There are situations it is very difficult to resist. ‘The food is good, and the company suitable,’ I said.
She surprised me by smiling. ‘I think perhaps our views on suitable company might differ,’ she said. Her voice was deep, almost masculine. Her face was veiled. She was tall – as tall as I am, and that’s saying
something. Later, in fact, I noted that she was a hand shorter than me, but she always left the impression of great height. Something about her voice and posture suggested she was my age or older – not a young virgin, by any means, but a matron. Her figure was good; a man can become quite expert at judging women through enveloping robes, and I find that my skill in this regard is inversely proportional to the length of time since I last saw a woman unclothed – hah, a mathematical joke. You young people have no notion of humour.
‘Would you join me for a cup of wine? And Seckla, take a file of marines and remind the oarsmen that these women are off limits, yes?’
Seckla rolled his eyes and walked off with two of Giannis’s men, as well as the slave girl and the prisoner.

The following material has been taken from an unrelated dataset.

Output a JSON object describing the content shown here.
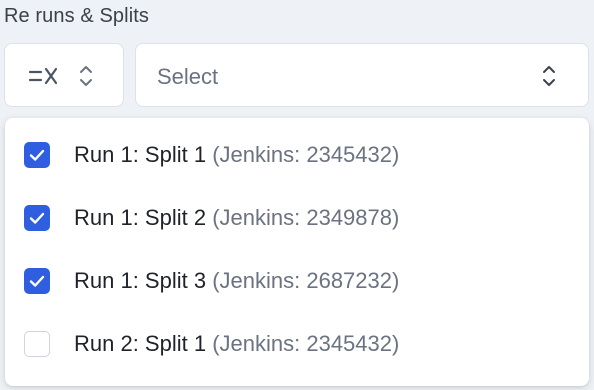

My guest watched them go. She turned to me. ‘It is a long time since I have been alone with men while drinking wine,’ she said.
‘I would like one of my women to attend me. Not Tessa. She’s in shock. Send a man for Antigone.’
Send a man for Antigone. She issued the order with a slight wave of her hand. The delightful thing was that she had every expectation of being obeyed. Complete assurance.
Doola laughed, and went. Gaius rose from his stool and inclined his head. ‘My lady,’ he said. ‘We thought you were some merchant’s wife.’
She was very tall. ‘I might well be some merchant’s wife,’ she said. ‘Wouldn’t that entitle me to your best treatment, anyway?’
‘You are too well born to be a merchant’s wife. Rather, the Queen of Croton.’ He bowed.
She laughed. ‘Croton does not have a queen. And you?’ she said back to him.
‘Gaius Julius Claudius,’ he said with a fine bow. In his own barbaric tongue he said, ‘Civis Romanus sum.’ He grinned. ‘I’m from Rome.’